Alvarado explained that there is often a stigma associated with excess weight where the person is viewed as lazy or not trying hard enough, “but the issue is often more complex.” Factors such as genetics, hormonal conditions and medications can impact a person’s ability to lose weight. “We need to view obesity like any other chronic medical condition. You can’t cure diabetes with just will alone. People often need medications and lifestyle modifications and that’s where medical providers can help,”Alvarado, said.

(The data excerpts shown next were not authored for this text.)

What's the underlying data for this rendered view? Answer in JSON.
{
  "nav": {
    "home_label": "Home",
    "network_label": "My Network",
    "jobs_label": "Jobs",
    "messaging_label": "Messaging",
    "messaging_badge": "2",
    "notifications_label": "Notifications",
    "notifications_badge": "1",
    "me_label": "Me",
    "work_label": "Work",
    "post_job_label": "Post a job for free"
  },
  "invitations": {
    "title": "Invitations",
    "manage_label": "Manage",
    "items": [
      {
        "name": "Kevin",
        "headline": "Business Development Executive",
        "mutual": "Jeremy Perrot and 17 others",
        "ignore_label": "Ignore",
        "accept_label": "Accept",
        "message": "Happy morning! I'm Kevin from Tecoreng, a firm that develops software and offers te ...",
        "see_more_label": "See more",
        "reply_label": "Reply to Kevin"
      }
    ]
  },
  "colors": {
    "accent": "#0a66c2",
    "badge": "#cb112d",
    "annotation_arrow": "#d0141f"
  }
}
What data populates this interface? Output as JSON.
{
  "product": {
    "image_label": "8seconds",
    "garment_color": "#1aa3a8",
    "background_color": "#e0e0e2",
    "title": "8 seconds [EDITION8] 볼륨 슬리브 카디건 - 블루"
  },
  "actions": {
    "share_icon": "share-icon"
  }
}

Prescription medications are a powerful partner in weight loss. In recent years, medications originally prescribed for diabetes management have been effective for weight loss in non-diabetics. Many work by curbing appetite and decreasing cravings and are taken orally or by daily or weekly injection. In addition to medications, behavior modification is as important for long-term success. Dr. Alvarado asks people keep a food diary. If they eat something unhealthy, they note why they ate it and if there were certain conditions, such as a stressful day at work. This practice helps with behavior changes and with identifing eating patterns and triggers.

Dr. Alvarado, who has been working with obesity issues for years has worked with people who have had great success. “I had a patient who has lost more than 200 pounds over the last two years by sticking to the regimen. She is very motivated to lose weight and change her lifestyle, so she can play with her daughter. Emotionally and physically she is a new person.”

Dr. Alvarado explained that keeping the weight off is the most challenging part of the journey. Part of the reason is a setpoint in the brain that tells our body to be “happy at that weight.” “When we lose weight, the body fights against that setpoint and wants to revert back to where it’s most comfortable. That’s why a holistic approach that includes lifestyle changes, physical activity and behavior modifications is so important,” she said.

As part of the Bariatric team Dr. Alvarado sees people prior to surgery to assess their health needs, concerns and whether they need to lose weight prior to surgery. “People who will be successful will need to be committed, because after surgery, life will change. You’re not going to go back your eating habits prior to surgery. I’m here to help them gain a lifestyle that they are satisfied with,” Alvarado, added.